Besluit van 31 mei 2000, tot vaststelling van het tijdstip van inwerkingtreding van enige artikelen en onderdelen van artikelen van de wet van 20 januari 2000 tot wijziging van het Wetboek van Strafrecht en andere wetten met het oog op de opneming in het Wetboek van Strafrecht van eenvormige strafbepalingen inzake het verstrekken van onware gegevens en het nalaten te voldoen aan wettelijke verplichtingen om tijdig gegevens te verstrekken (concentratie strafbaarstelling frauduleuze gedragingen) (Stb. 40)

Wij Beatrix, bij de gratie Gods, Koningin der Nederlanden, Prinses van Oranje-Nassau, enz. enz. enz.

Op de voordracht van Onze Minister van Justitie van 24 mei 2000, Directie Wetgeving, nr. 5030070/00/6;

Gelet op artikel LXXIX van de Reparatiewet I en artikel XXXI van de wet van 20 januari 2000 tot wijziging van het Wetboek van Strafrecht en andere wetten met het oog op de opneming in het Wetboek van Strafrecht van eenvormige strafbepalingen inzake het verstrekken van onware gegevens en het nalaten te voldoen aan wettelijke verplichtingen om tijdig gegevens te verstrekken (concentratie strafbaarstelling frauduleuze gedragingen) (Stb. 40);

Hebben goedgevonden en verstaan:

Enig artikel

De artikelen I, III, IV, V, VII, IX, onderdelen A en B, XI, onderdelen A, C en D, XIV, XVI, onderdelen B, C en D, XVII, XIX, XX, XXII, XXIII, XXIV, XXV, XXVI, XXIX alsmede XXX van de wet van 20 januari 2000 tot wijziging van het Wetboek van Strafrecht en andere wetten met het oog op de opneming in het Wetboek van Strafrecht van eenvormige strafbepalingen inzake het verstrekken van onware gegevens en het nalaten te voldoen aan wettelijke verplichtingen om tijdig gegevens te verstrekken (concentratie strafbaarstelling frauduleuze gedragingen) (Stb. 40) treden in werking met ingang van 1 juli 2000.

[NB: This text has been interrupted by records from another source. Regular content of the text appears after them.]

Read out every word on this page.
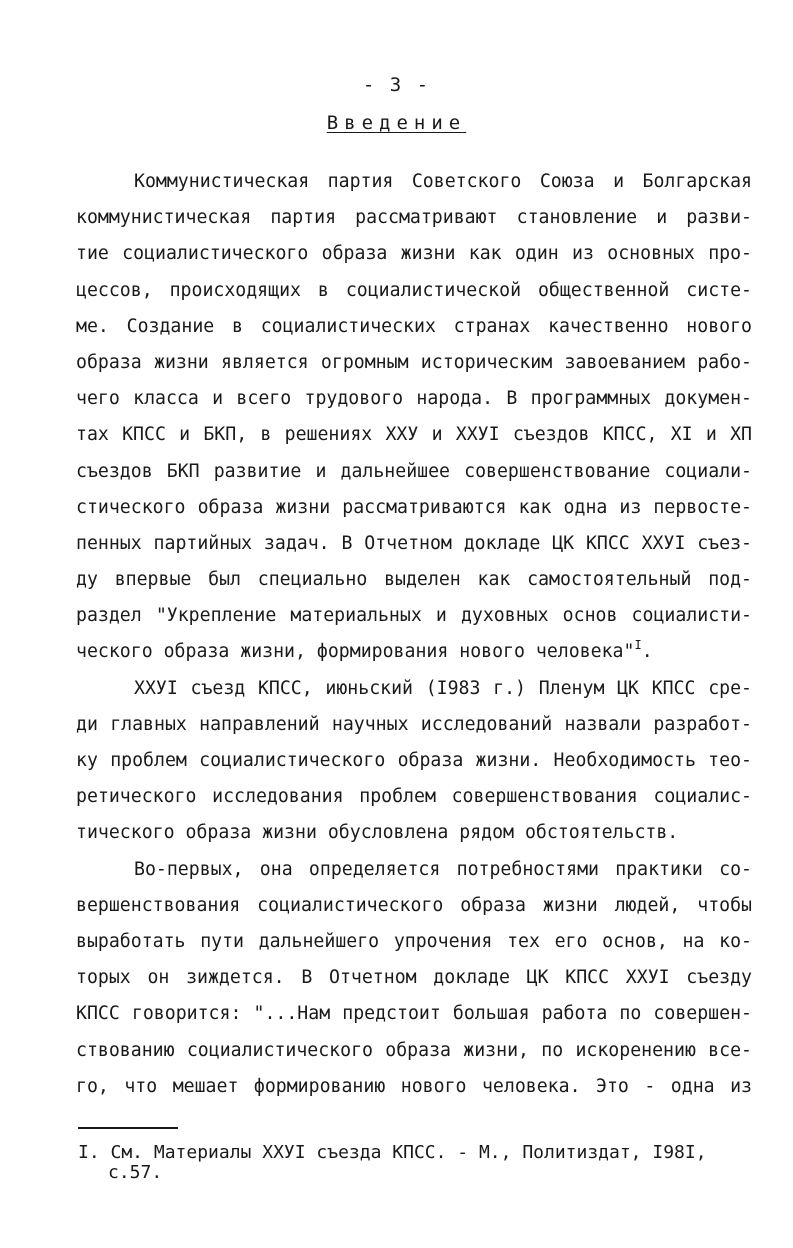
- 3 -
Введение
Коммунистическая партия Советского Союза и Болгарская
коммунистическая партия рассматривают становление и разви-
тие социалистического образа жизни как один из основных про-
цессов, происходящих в социалистической общественной систе-
ме. Создание в социалистических странах качественно нового
образа жизни является огромным историческим завоеванием рабо-
чего класса и всего трудового народа. В программных докумен-
тах КПСС и БКП, в решениях ХХУ и ХХУI съездов КПСС, XI и XП
съездов БКП развитие и дальнейшее совершенствование социали-
стического образа жизни рассматриваются как одна из первосте-
пенных партийных задач. В Отчетном докладе ЦК КПСС ХХУI съез-
ду впервые был специально выделен как самостоятельный под-
раздел "Укрепление материальных и духовных основ социалисти-
ческого образа жизни, формирования нового человека"$^I$.
ХХУI съезд КПСС, июньский (I983 г.) Пленум ЦК КПСС сре-
ди главных направлений научных исследований назвали разработ-
ку проблем социалистического образа жизни. Необходимость тео-
ретического исследования проблем совершенствования социалис-
тического образа жизни обусловлена рядом обстоятельств.
Во-первых, она определяется потребностями практики со-
вершенствования социалистического образа жизни людей, чтобы
выработать пути дальнейшего упрочения тех его основ, на ко-
торых он зиждется. В Отчетном докладе ЦК КПСС ХХУI съезду
КПСС говорится: "...Нам предстоит большая работа по совершен-
ствованию социалистического образа жизни, по искоренению все-
го, что мешает формированию нового человека. Это - одна из
I. См. Материалы ХХУI съезда КПСС. - М., Политиздат, I98I,
с.57.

Onze Minister van Justitie is belast met de uitvoering van dit besluit dat in het Staatsblad zal worden geplaatst.

's-Gravenhage, 31 mei 2000

Beatrix

De Minister van Justitie,

A. H. Korthals

Uitgegeven de dertiende juni 2000

De Minister van Justitie,

A. H. Korthals

NOTA VAN TOELICHTING

Het onderhavige Koninklijk besluit strekt ertoe, ter uitvoering van artikel LXXIX van de Reparatiewet I, de daarvoor in aanmerking komende delen van de wet van 20 januari 2000 tot wijziging van het Wetboek van Strafrecht en andere wetten met het oog op de opneming in het Wetboek van Strafrecht van eenvormige strafbepalingen inzake het verstrekken van onware gegevens en het nalaten te voldoen aan wettelijke verplichtingen om tijdig gegevens te verstrekken (concentratie strafbaarstelling frauduleuze gedragingen) (Stb. 40) in werking te laten treden. Enkele andere wetten bevatten bepalingen welker inwerkingtreding van het tot wet verheven worden en in werking treden van voornoemde wet afhankelijk is gesteld. Daartoe behoort onder meer artikel 97 van de Algemene Nabestaandenwet. Uit de omstandigheid dat de kern van de wet inzake de concentratie strafbaarstelling frauduleuze gedragingen, de in het Wetboek van Strafrecht in te voegen strafbaarstellingen, in werking treedt, mag worden afgeleid dat ook deze artikelen in andere wetten en derhalve ook artikel 97 van de Algemene Nabestaandenwet, in werking treden, zodat artikel VII van de wet inzake de concentratie strafbaarstelling frauduleuze gedragingen gewijzigd in werking treedt. Gevolg daarvan is dat de Algemene Ouderdomswet ongewijzigd blijft.